Hier soll die Selbsttötungsmaschine ‚Sarco‘ helfen und dem Menschen einen humanen Weg in die letzte Phase seines Lebens ebnen, indem sie eine medizintechnisch einfach aufgebaute Fluchtmöglichkeit aus dem geregelten Medizinbetrieb bietet. Die Maschine besteht größtenteils aus großen Kunststoffschalen-Bauteilen, die nur mit größeren 3D-Druckern hergestellt werden können, zum Beispiel in entsprechend spezialisierten Betrieben als Auftragsarbeit. Dazu kommen dann noch eine Stickstoffgasflasche, ein Druckgasregler, ein elektrisch angesteuertes Magnetventil, vermutlich ein Sauerstoffsensor mit Digitalausgang, vermutlich ein Arduino oder Raspberry Pi Computer mit einem Erweiterungsboard für ein Schaltrelais. Dazu eine entsprechende Software mit einem Verschlüsselungsalgorithmus. Alle 3D-Druck-Bauteile sowie die Software für den Steuercomputer sollen als Open-Source-Daten aus dem Internet zum Downloaden zur Verfuegung gestellt werden. Damit ist es möglich, vorbei am mächtigen Medizinbetrieb und dessen Kontrollmechanismen auf rationale und humane Art und Weise für wenige tausend Euro aus dem Leben zu treten.

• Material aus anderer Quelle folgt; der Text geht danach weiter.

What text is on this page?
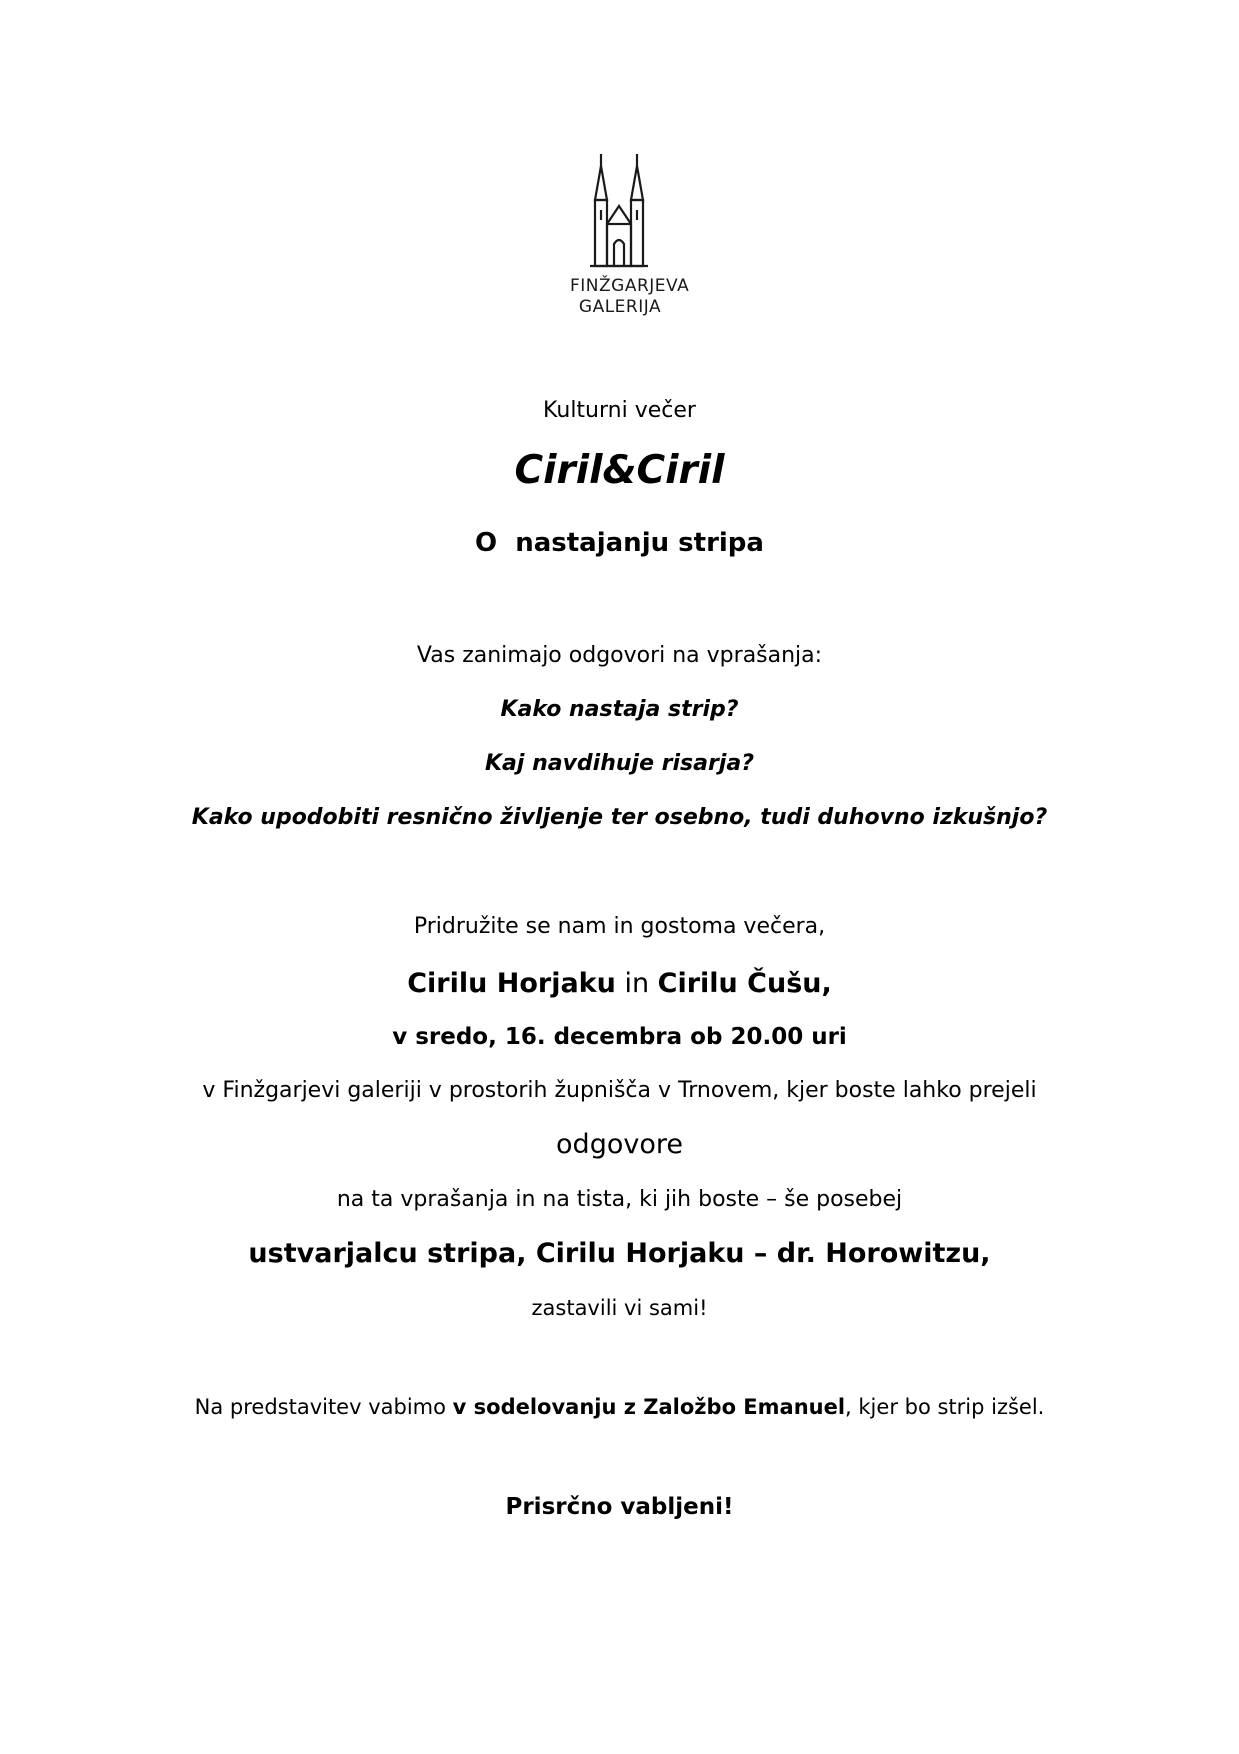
FINŽGARJEVA
GALERIJA
Kulturni večer
Ciril&Ciril
O  nastajanju stripa
Vas zanimajo odgovori na vprašanja:
Kako nastaja strip?
Kaj navdihuje risarja?
Kako upodobiti resnično življenje ter osebno, tudi duhovno izkušnjo?
Pridružite se nam in gostoma večera,
Cirilu Horjaku in Cirilu Čušu,
v sredo, 16. decembra ob 20.00 uri
v Finžgarjevi galeriji v prostorih župnišča v Trnovem, kjer boste lahko prejeli
odgovore
na ta vprašanja in na tista, ki jih boste – še posebej
ustvarjalcu stripa, Cirilu Horjaku – dr. Horowitzu,
zastavili vi sami!
Na predstavitev vabimo v sodelovanju z Založbo Emanuel, kjer bo strip izšel.
Prisrčno vabljeni!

In einer luftdichten Kammer, gerade so groß wie ein Sarkophag, in die sich der Selbsttötungswillige begibt, wird durch geregelte Zufuhr von Stickstoff der Sauerstoffgehalt der Atmosphäre auf ca. 5% reduziert. Dies führt nach etwa einer Minute zu einer Ohnmacht ähnlich wie beim Ausfall der Sauerstoffversorgung in der Druckkabine eines Verkehrsjets. Ein sanfter Tod tritt dann nach etwa fünf Minuten ein.

Der Selbsttötungswillige verschließt vorher die Kammer selbständig von innen und löst dann den computergesteuerten Stickstoffregler und die programmierte Selbsttötungssequenz ebenfalls selbst von innen per Knopfdruck aus.

Die Maschine besteht aus zwei Teilen: der obere Sarkophag, der auch als Sarg zur Beerdigung des Toten dienen kann, denn er ist komplett abnehmbar. Dazu kommt der untere Teil für die Technik, in dem sich die Stickstoffgasflasche, der Druckregler, das Ventil und die Ansteuerung für die Regelung des Stickstoff- zu Sauerstoffverhältnisses befinden.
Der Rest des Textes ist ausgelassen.